How do people with chronically painful joint hypermobility syndrome make decisions about activity?

Br J Pain. 2015 Aug;9(3):157-66. doi: 10.1177/2049463714554112.

Abstract

Background: The model of activity avoidance prompted by fear of increased pain and/or harm dominates understanding and research into activity limitation in chronic pain. Yet, the accounts of people with chronic pain on decisions about activity limitation are rarely heard beyond the confines of fear and avoidance questionnaires.

Methods: We used semi-structured interviews to explore the decisions of 11 women attending a pain management clinic with chronically painful Joint Hypermobility Syndrome (JHS).

Results: Six themes emerged from Interpretative Phenomenological Analysis: the overall aim of keeping pain to a manageable level, considering whether the planned activity was worth it and, running through all judgements, the influence of pain intensity. The decision was tipped towards avoidance by unpredictability of pain and by high emotional cost and towards going ahead with the activity by the wish to exert control and by low emotional cost. Many accounts described a specifiable cost-benefit analysis of individual decisions, weighing the importance of each activity against its potential aversive consequences, which only in a minority of cases was dominated by fear of pain or injury.

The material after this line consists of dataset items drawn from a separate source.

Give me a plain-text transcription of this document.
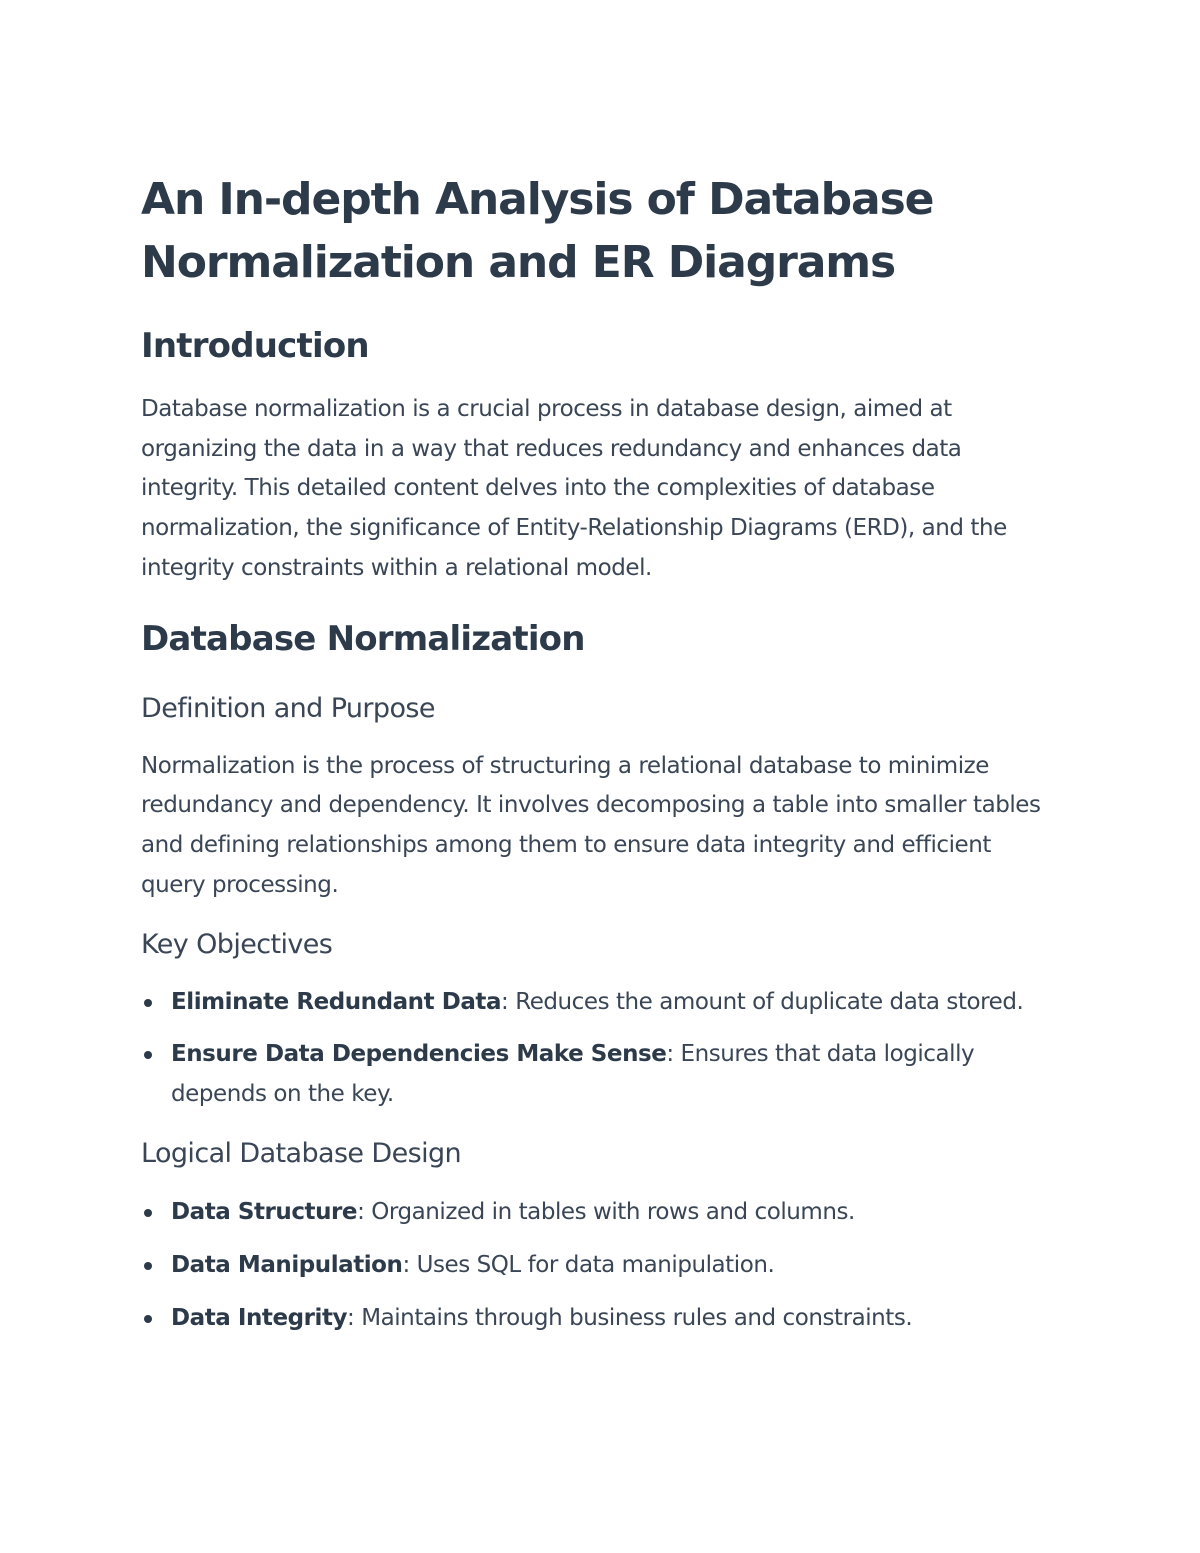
An In-depth Analysis of Database Normalization and ER Diagrams
Introduction

Database normalization is a crucial process in database design, aimed at organizing the data in a way that reduces redundancy and enhances data integrity. This detailed content delves into the complexities of database normalization, the significance of Entity-Relationship Diagrams (ERD), and the integrity constraints within a relational model.

Database Normalization
Definition and Purpose

Normalization is the process of structuring a relational database to minimize redundancy and dependency. It involves decomposing a table into smaller tables and defining relationships among them to ensure data integrity and efficient query processing.

Key Objectives
Eliminate Redundant Data: Reduces the amount of duplicate data stored.
Ensure Data Dependencies Make Sense: Ensures that data logically depends on the key.
Logical Database Design
Data Structure: Organized in tables with rows and columns.
Data Manipulation: Uses SQL for data manipulation.
Data Integrity: Maintains through business rules and constraints.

Conclusion: Assumptions of fear as the basis of activity avoidance should not be used uncritically in clinical settings. Decisions about activity should explore beyond pain expectancy, incorporating goals, values, and decision processes.

Summary points: The model of fear of pain or re/injury and associated avoidance, an important insight that has generated effective therapeutic interventions, risks being over-applied and assumed rather than demonstrated. Patients' own accounts, using qualitative analysis of interview in 11 women with long term chronic pain associated with joint hypermobility, give a more nuanced description of complex decision-making around activity. While a few activities were unquestionably avoided because of such fears, others were undertaken when benefits (according to personal values, such as children's needs) outweighed costs in pain and distress. We suggest that activity needs to be discussed with patients beyond asking about avoidance and in the context of their lifestyle choices.

Keywords: Fear; avoidance; decision-making; disability.